I gradually became aware that a Hopi elder had come over to poke me on the shoulder with a finger. He handed me back my notebook and gestured for me to stand up. I did, turned, and saw that the sorcerer’s apprentice was gone. In a moment, I was gone, too. I slipped into the crowd and right back into a relative anonymity. People there no longer paid me any sort of special attention. Whatever the gantlet might’ve been that I had been compelled to run, I seemed to have made it all the way through. 

Or maybe I’d just ceased to be interest to anyone. Which was fine with me.

Yet I rather think that I lucked out that they didn’t let that cold old coot from the dump truck work on me.  Had that happened? I might’ve been a goner.

NEXT—A TOLL EXACTED

Soon, I was driving home to California, with a wee white buckskin bag holding a handful of Ron’s corn pollen beside me on the seat, right in the place where he’d sat as we’d traveled the dusty rez roads. Having it there felt much like having him riding along with me. I decided to stop at a roadside viewpoint that overlooked the Little Colorado River.

This sacred stream runs by a natural kiva, the Sipapu, the place of emergence of the Hopi into this world.

The air was still, the pullout empty, I had the place to myself. I exited the truck cab, stood at the edge of the canyon, shut my eyes and thanked the powers that be for all that I’d learned, and the fact that I’d managed to come away unscathed.

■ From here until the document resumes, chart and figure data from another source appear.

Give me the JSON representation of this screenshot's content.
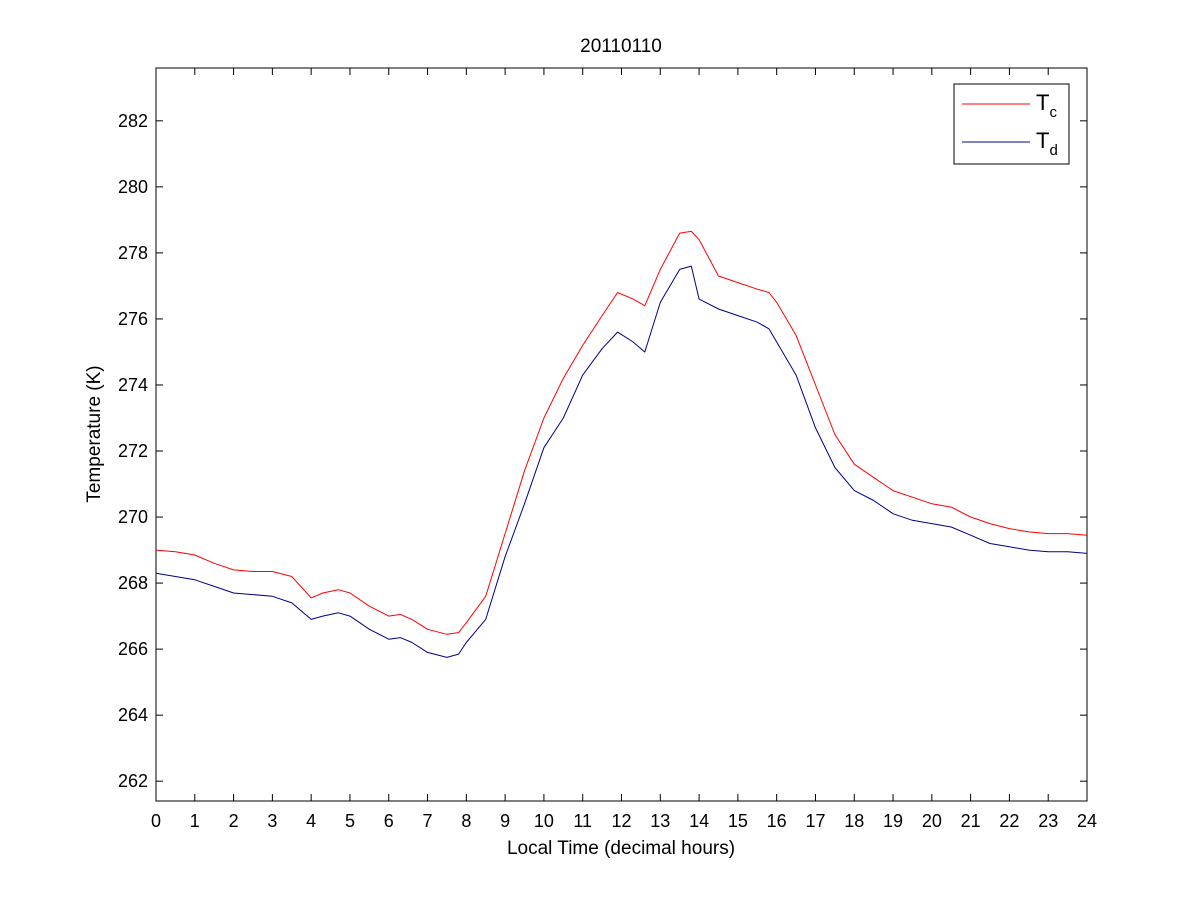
{
  "chart_data": {
    "type": "line",
    "title": "20110110",
    "xlabel": "Local Time (decimal hours)",
    "ylabel": "Temperature (K)",
    "xlim": [
      0,
      24
    ],
    "ylim": [
      261.4,
      283.6
    ],
    "xticks": [
      0,
      1,
      2,
      3,
      4,
      5,
      6,
      7,
      8,
      9,
      10,
      11,
      12,
      13,
      14,
      15,
      16,
      17,
      18,
      19,
      20,
      21,
      22,
      23,
      24
    ],
    "yticks": [
      262,
      264,
      266,
      268,
      270,
      272,
      274,
      276,
      278,
      280,
      282
    ],
    "grid": false,
    "legend_position": "top-right",
    "series": [
      {
        "name": "T_c",
        "label_main": "T",
        "label_sub": "c",
        "color": "#ff0000",
        "x": [
          0,
          0.5,
          1,
          1.5,
          2,
          2.5,
          3,
          3.5,
          4,
          4.3,
          4.7,
          5,
          5.5,
          6,
          6.3,
          6.6,
          7,
          7.5,
          7.8,
          8,
          8.5,
          9,
          9.5,
          10,
          10.5,
          11,
          11.5,
          11.9,
          12.3,
          12.6,
          13,
          13.5,
          13.8,
          14,
          14.5,
          15,
          15.5,
          15.8,
          16,
          16.5,
          17,
          17.5,
          18,
          18.5,
          19,
          19.5,
          20,
          20.5,
          21,
          21.5,
          22,
          22.5,
          23,
          23.5,
          24
        ],
        "y": [
          269.0,
          268.95,
          268.85,
          268.6,
          268.4,
          268.35,
          268.35,
          268.2,
          267.55,
          267.7,
          267.8,
          267.7,
          267.3,
          267.0,
          267.05,
          266.9,
          266.6,
          266.45,
          266.5,
          266.8,
          267.6,
          269.5,
          271.4,
          273.0,
          274.2,
          275.2,
          276.1,
          276.8,
          276.6,
          276.4,
          277.5,
          278.6,
          278.65,
          278.4,
          277.3,
          277.1,
          276.9,
          276.8,
          276.5,
          275.5,
          274.0,
          272.5,
          271.6,
          271.2,
          270.8,
          270.6,
          270.4,
          270.3,
          270.0,
          269.8,
          269.65,
          269.55,
          269.5,
          269.5,
          269.45
        ]
      },
      {
        "name": "T_d",
        "label_main": "T",
        "label_sub": "d",
        "color": "#00008b",
        "x": [
          0,
          0.5,
          1,
          1.5,
          2,
          2.5,
          3,
          3.5,
          4,
          4.3,
          4.7,
          5,
          5.5,
          6,
          6.3,
          6.6,
          7,
          7.5,
          7.8,
          8,
          8.5,
          9,
          9.5,
          10,
          10.5,
          11,
          11.5,
          11.9,
          12.3,
          12.6,
          13,
          13.5,
          13.8,
          14,
          14.5,
          15,
          15.5,
          15.8,
          16,
          16.5,
          17,
          17.5,
          18,
          18.5,
          19,
          19.5,
          20,
          20.5,
          21,
          21.5,
          22,
          22.5,
          23,
          23.5,
          24
        ],
        "y": [
          268.3,
          268.2,
          268.1,
          267.9,
          267.7,
          267.65,
          267.6,
          267.4,
          266.9,
          267.0,
          267.1,
          267.0,
          266.6,
          266.3,
          266.35,
          266.2,
          265.9,
          265.75,
          265.85,
          266.2,
          266.9,
          268.8,
          270.4,
          272.1,
          273.0,
          274.3,
          275.1,
          275.6,
          275.3,
          275.0,
          276.5,
          277.5,
          277.6,
          276.6,
          276.3,
          276.1,
          275.9,
          275.7,
          275.3,
          274.3,
          272.7,
          271.5,
          270.8,
          270.5,
          270.1,
          269.9,
          269.8,
          269.7,
          269.45,
          269.2,
          269.1,
          269.0,
          268.95,
          268.95,
          268.9
        ]
      }
    ]
  }
}
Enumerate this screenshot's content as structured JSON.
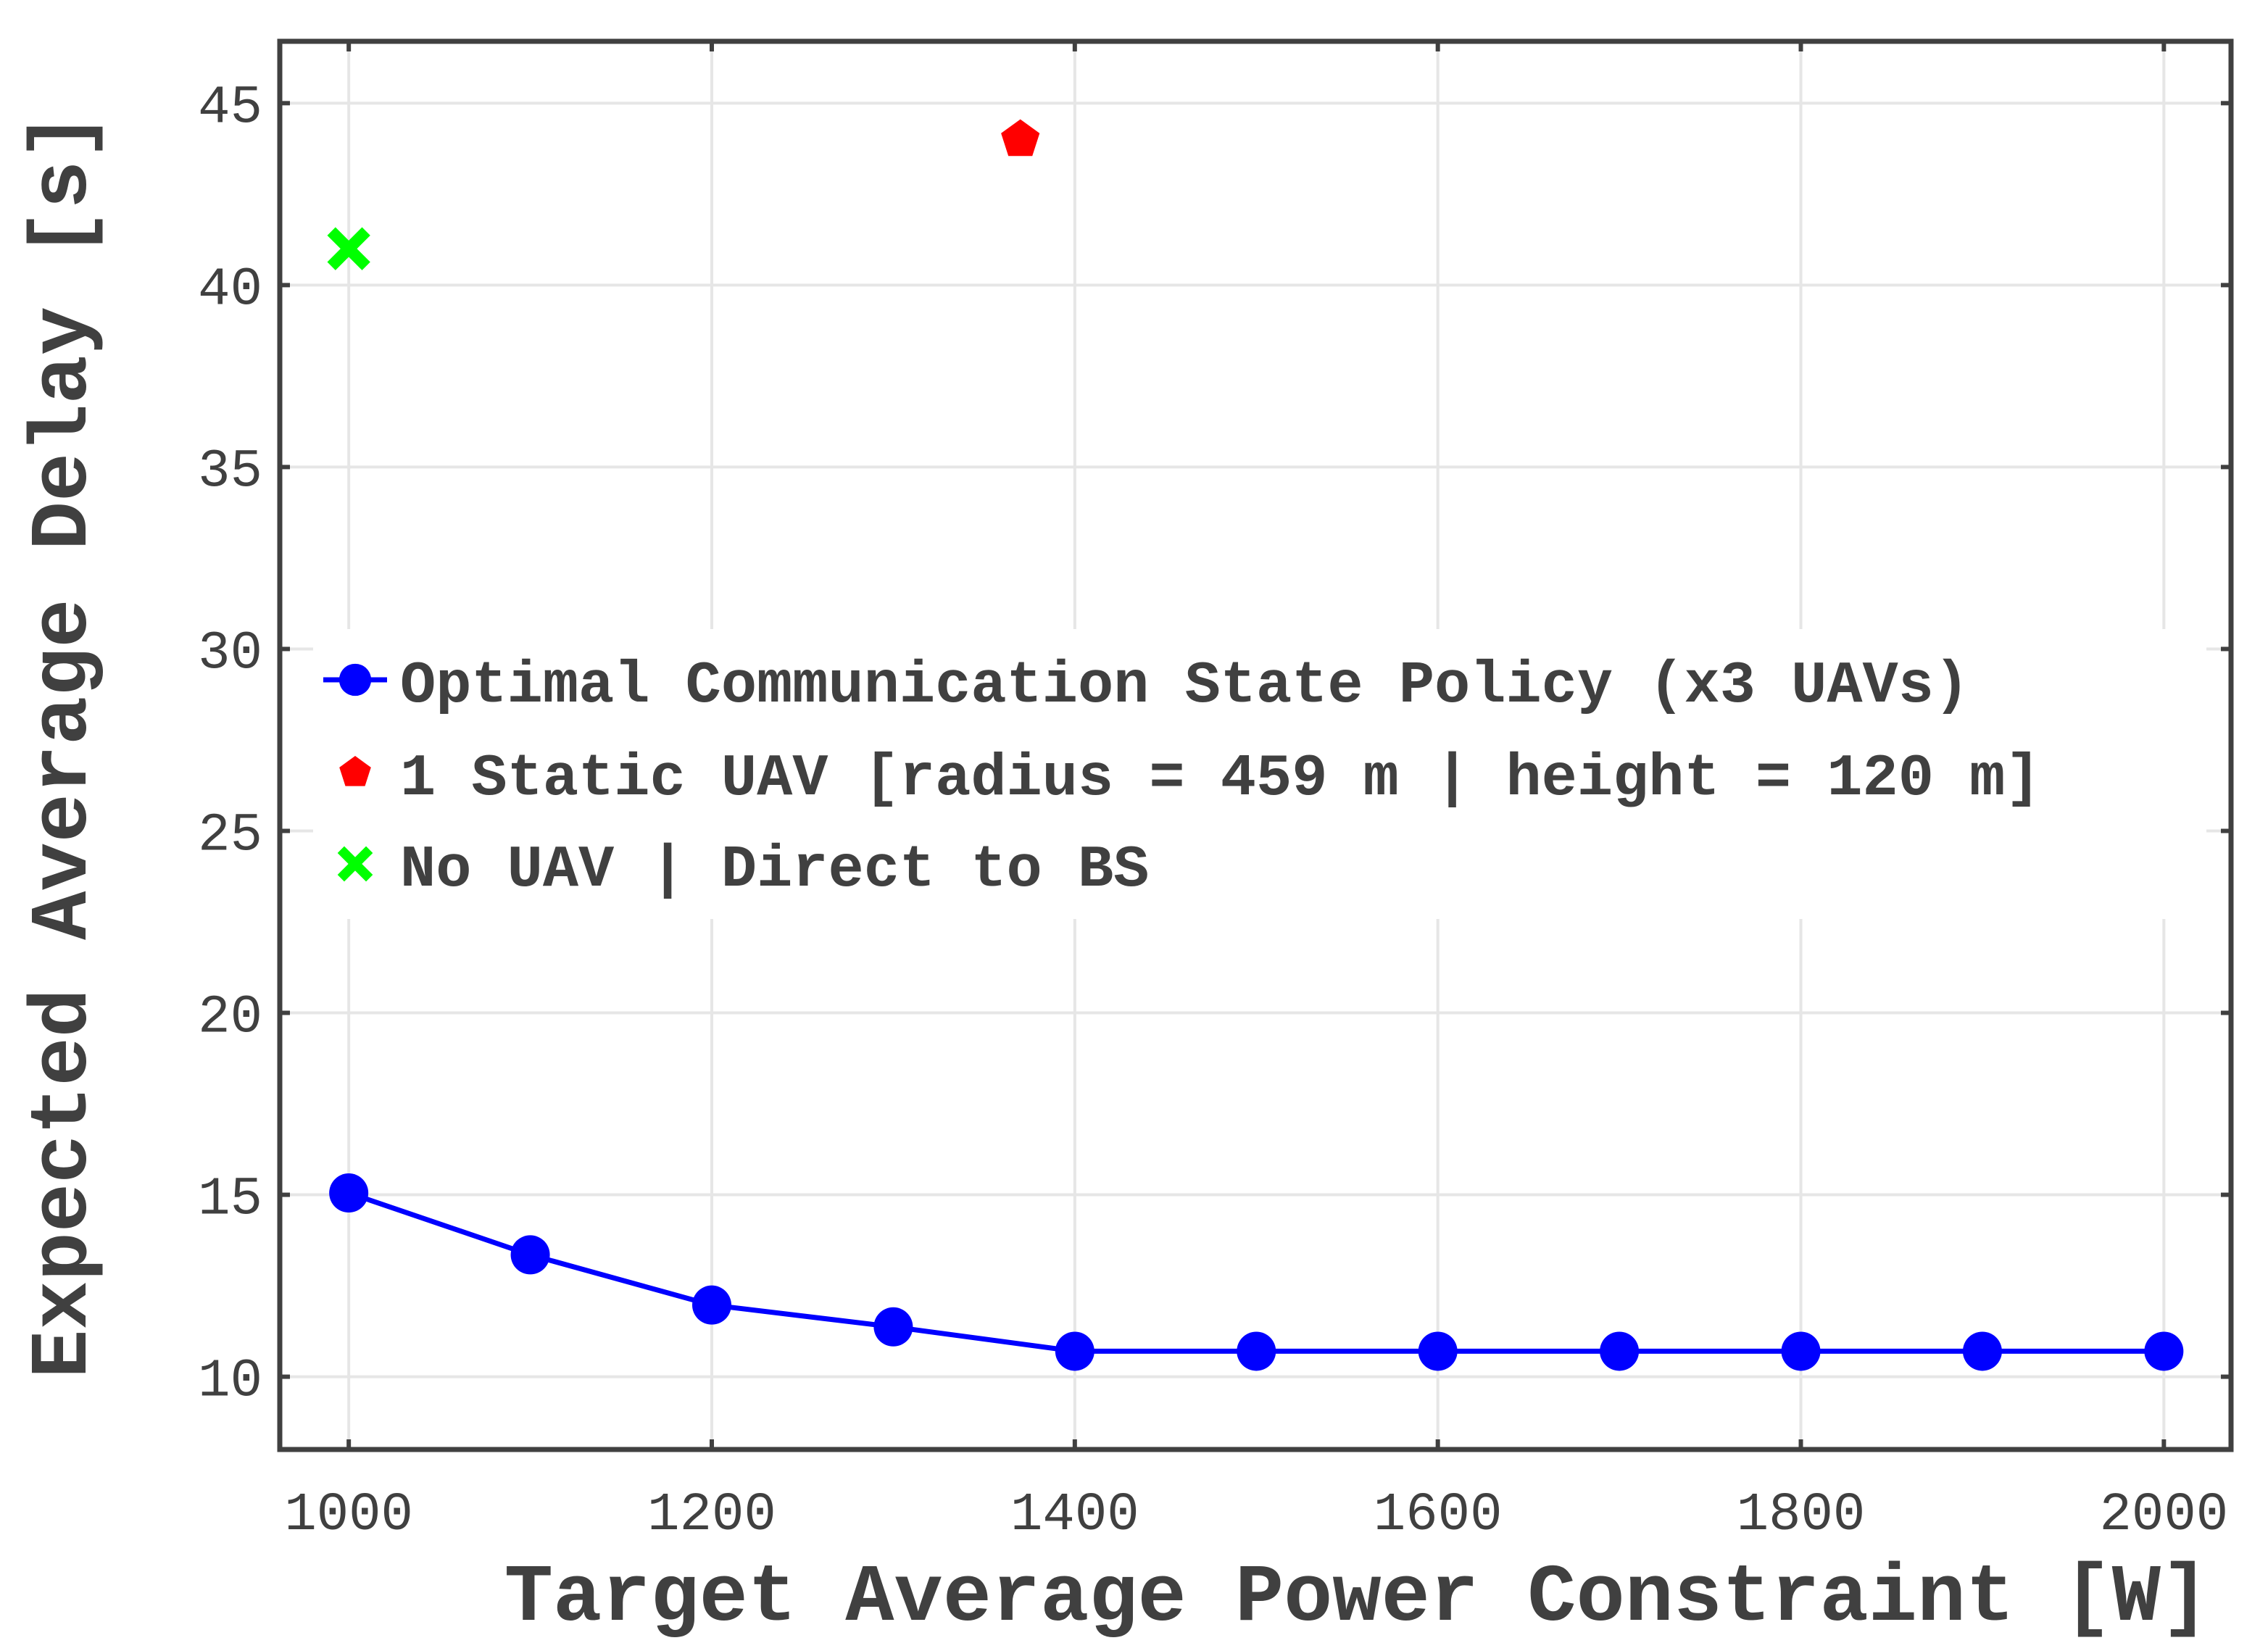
{
  "chart_data": {
    "type": "line",
    "xlabel": "Target Average Power Constraint [W]",
    "ylabel": "Expected Average Delay [s]",
    "xlim": [
      962,
      2037
    ],
    "ylim": [
      8,
      46.7
    ],
    "xticks": [
      1000,
      1200,
      1400,
      1600,
      1800,
      2000
    ],
    "yticks": [
      10,
      15,
      20,
      25,
      30,
      35,
      40,
      45
    ],
    "grid": true,
    "legend_position": "center-left",
    "series": [
      {
        "name": "Optimal Communication State Policy (x3 UAVs)",
        "color": "#0000ff",
        "marker": "circle",
        "line": true,
        "x": [
          1000,
          1100,
          1200,
          1300,
          1400,
          1500,
          1600,
          1700,
          1800,
          1900,
          2000
        ],
        "y": [
          15.05,
          13.35,
          11.97,
          11.37,
          10.7,
          10.7,
          10.7,
          10.7,
          10.7,
          10.7,
          10.7
        ]
      },
      {
        "name": "1 Static UAV [radius = 459 m | height = 120 m]",
        "color": "#ff0000",
        "marker": "pentagon",
        "line": false,
        "x": [
          1370
        ],
        "y": [
          44
        ]
      },
      {
        "name": "No UAV | Direct to BS",
        "color": "#00ff00",
        "marker": "x",
        "line": false,
        "x": [
          1000
        ],
        "y": [
          41
        ]
      }
    ]
  }
}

Then I felt my cowboy hat lift off my head. A sudden and strong gust of wind had sprung out of nowhere to snatch it up. I watched that hat sail out over the Little Colorado’s canyon, and then plunge down into it. Briefly, I thought of vaulting the guardrail and attempting to chase it, but I instantly saw that any such effort would be useless. My hat had been taken far, far away. And although the blast of wind had fallen off as suddenly as it had arrived, I felt certain another gust could easily come. Especially if I tried to clamber down into the canyon to retrieve my lid.

Clowns always outrank the priests, I reminded myself.

A HIGH DESERT HARVEST

It’s difficult to say what I’d gained or achieved on this trip—and I do mean trip, in all three senses of the word! Or, maybe it’s just too personal. I don’t feel a great yen to try to describe my overall results in any detail. Perhaps that’s the real bar to revelation, here.

Yet I can say that whatever it may be has served and fueled my life and work in all subsequent seasons. It’s helped me in environmental activism and in performing green journalism, in appreciating natural health, and relating to wildlife as well as communicating and sharing my stuff with indigenous folk.

I feel grateful to Ron, naturally. Nothing could or would’ve happened for me in Arizona without that man’s openness, generosity, and sponsorship. Yet I’d not call my results a direct gift from any one individual or group. It was a harvest from the total experience. I’d named an esoteric goal, then pursued it headlong. That had produced value, just in and of itself. Plus, my time on the rez had taken me a step or two nearer a sense of kinship with other peoples.

A place on Earth that had once seemed foreign and far-off to me now no longer did, not quite so much.

A spirit imbues and flows through all being, a phenom I’ve come to recognize and acknowledge. Always—and in all ways—I intend to beckon, court and nurture it as fully as I can. If there’s any sort of constant or consistent theme to this activity, it can be found in a phrase by the poet and seer Robinson Jeffers, “not man apart.”